Hommage à Maître Lyon-Caen. (FR). JBCH N° 352

Sous Napoléon Ier, après la Révolution française, a créé le Code Civil,  l’intégration des Juifs dans la société fut conditionnée par une série de réformes. En 1808, Napoléon promulgue les “décrets de Bayonne”, qui obligent les Juifs à adopter des noms de famille fixes et héréditaires, alors que beaucoup ne portaient jusque-là que des prénoms suivis d’un patronyme (ex. « Moïse fils de Jacob »). 

Pourquoi ont ils adopté des noms de villes ou provinces ?

Pour des pratiques administratives : Les autorités ont parfois attribué aux familles des noms inspirés de leurs lieux d’origine (ex. Alsace, Metz, Bloch = de Bloch/Blochheim en Alsace, Bordeaux, Lyon, Toulouse, Caen, Narbonne, Lunel, Besançon ). 

Volonté d’intégration : Ces noms de villes ou provinces (Picard)  « francisaient » les Juifs et facilitaient leur assimilation dans l’État moderne. Choix imposés ou orientés : Certains Juifs ont choisi volontairement un nom lié à leur région ; d’autres se sont vus imposer un nom par les fonctionnaires. Uniformisation sociale : Napoléon voulait en finir avec l’usage des surnoms hébraïques ou yiddish et donner aux Juifs une identité civile conforme aux normes de l’Empire. Crémieux (de Crémieu, en Dauphiné) Bordeaux, Toulouse, Bloch (Alsace) Halévy (de Halevi, mais francisé) Dreyfus (de Trèves, en Allemagne).




Si l’on devait dessiner la trajectoire de Pierre Lyon-Caen, peut-être faudrait-il retenir le symbole d’une ligne droite, exigeante, mais marquée d’une fracture initiale : celle de la perte précoce et brutale de ses parents pendant la Seconde Guerre mondiale.
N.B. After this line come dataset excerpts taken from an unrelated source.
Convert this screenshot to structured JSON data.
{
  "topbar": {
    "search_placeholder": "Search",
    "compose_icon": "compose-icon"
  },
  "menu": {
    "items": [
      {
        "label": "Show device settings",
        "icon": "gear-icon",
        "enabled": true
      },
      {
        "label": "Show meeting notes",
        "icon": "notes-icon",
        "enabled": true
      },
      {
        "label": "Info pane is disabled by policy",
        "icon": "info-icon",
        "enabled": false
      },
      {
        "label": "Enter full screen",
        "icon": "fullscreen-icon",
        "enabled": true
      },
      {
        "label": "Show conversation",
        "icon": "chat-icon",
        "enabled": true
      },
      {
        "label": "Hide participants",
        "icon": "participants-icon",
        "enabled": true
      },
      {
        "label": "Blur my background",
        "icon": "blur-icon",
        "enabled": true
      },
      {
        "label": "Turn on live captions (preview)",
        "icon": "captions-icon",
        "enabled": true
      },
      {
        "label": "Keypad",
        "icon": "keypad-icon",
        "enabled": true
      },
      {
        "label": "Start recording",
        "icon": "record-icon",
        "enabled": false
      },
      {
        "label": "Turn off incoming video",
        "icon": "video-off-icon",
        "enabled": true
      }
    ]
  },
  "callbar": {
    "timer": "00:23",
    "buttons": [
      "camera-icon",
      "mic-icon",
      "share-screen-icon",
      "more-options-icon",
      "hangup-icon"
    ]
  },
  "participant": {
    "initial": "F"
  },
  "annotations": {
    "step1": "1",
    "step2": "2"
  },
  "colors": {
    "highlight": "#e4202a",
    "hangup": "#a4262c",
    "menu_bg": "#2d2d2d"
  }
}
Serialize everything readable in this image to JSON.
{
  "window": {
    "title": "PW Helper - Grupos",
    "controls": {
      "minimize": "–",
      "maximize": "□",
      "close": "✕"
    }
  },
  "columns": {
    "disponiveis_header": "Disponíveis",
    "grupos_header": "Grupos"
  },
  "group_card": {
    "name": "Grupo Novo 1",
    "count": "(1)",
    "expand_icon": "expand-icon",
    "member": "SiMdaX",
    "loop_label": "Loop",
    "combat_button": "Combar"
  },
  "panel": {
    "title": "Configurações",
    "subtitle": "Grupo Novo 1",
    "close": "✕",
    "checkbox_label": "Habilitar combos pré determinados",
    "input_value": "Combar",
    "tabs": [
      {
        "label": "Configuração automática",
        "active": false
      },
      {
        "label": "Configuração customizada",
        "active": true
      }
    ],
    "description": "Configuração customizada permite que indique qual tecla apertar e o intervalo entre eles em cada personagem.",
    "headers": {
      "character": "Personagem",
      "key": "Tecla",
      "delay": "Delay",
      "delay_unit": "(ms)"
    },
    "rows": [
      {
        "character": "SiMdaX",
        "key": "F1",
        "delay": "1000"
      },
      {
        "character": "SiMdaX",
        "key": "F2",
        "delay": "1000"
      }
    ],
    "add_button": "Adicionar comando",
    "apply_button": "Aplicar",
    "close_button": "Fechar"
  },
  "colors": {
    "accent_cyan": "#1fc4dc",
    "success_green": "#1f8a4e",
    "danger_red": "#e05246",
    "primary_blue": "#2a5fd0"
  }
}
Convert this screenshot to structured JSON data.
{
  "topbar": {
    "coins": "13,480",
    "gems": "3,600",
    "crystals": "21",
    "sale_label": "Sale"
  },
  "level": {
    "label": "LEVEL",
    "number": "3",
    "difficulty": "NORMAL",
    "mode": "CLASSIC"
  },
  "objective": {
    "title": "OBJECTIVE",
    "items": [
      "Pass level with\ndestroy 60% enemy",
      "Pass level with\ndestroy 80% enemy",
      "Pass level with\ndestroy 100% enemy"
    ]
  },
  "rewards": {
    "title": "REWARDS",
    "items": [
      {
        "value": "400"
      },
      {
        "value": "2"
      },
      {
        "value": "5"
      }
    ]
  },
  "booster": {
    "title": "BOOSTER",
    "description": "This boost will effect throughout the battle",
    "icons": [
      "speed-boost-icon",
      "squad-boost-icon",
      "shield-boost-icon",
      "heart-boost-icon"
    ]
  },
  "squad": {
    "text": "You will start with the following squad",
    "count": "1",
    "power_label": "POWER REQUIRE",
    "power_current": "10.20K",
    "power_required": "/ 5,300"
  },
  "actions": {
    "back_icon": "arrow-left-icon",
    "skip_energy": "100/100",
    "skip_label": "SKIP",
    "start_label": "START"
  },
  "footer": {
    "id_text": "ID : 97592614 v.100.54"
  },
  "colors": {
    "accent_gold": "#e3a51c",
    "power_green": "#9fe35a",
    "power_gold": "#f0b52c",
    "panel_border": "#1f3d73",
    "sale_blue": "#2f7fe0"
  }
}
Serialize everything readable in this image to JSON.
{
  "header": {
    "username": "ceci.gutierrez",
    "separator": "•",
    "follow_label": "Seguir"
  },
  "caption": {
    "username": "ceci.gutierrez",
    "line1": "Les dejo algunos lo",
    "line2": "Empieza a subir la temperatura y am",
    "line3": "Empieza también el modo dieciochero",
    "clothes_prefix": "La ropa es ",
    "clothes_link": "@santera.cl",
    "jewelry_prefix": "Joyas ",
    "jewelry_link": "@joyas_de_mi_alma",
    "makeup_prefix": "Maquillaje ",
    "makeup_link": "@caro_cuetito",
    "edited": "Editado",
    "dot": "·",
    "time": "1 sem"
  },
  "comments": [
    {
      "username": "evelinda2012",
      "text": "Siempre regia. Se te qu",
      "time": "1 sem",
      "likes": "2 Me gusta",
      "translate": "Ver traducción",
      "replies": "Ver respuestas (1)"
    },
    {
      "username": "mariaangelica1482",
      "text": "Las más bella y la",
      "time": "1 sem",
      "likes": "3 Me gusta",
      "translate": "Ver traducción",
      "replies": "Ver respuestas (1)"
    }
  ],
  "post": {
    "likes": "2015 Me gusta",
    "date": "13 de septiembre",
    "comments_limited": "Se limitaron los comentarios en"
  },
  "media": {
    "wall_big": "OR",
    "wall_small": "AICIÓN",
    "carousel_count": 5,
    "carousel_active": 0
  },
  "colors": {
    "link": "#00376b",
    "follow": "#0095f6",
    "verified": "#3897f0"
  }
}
Descendant d’une illustre famille de juristes juifs, il a grandi dans l’ombre du drame, avant d’élever, par sa carrière et par son humanité, une figure exemplaire de magistrat et de citoyen engagé



Né à Paris le 28 février 1939, Pierre Lyon-Caen n’a que quatre ans lorsque son père, François, avocat aux Conseils, est arrêté par la police française puis déporté à Auschwitz, où il meurt. Sa mère était déjà décédée l’année précédente d’une maladie. Orphelin, il est confié à ses grands-parents paternels avec son frère et sa sœur. 


La guerre frappe la famille avec une dureté extrême : son grand-père Léon, président de chambre à la Cour de cassation, est exclu de ses fonctions en 1940 parce que juif, et perd trois de ses fils : l’un à Auschwitz, deux autres sur le front. Cette tragédie familiale, qui se mêle à l’histoire du judaïsme français et aux blessures de la Shoah, a forgé en Pierre Lyon-Caen un rapport pudique à son enfance et un attachement profond aux valeurs de justice et de dignité humaine.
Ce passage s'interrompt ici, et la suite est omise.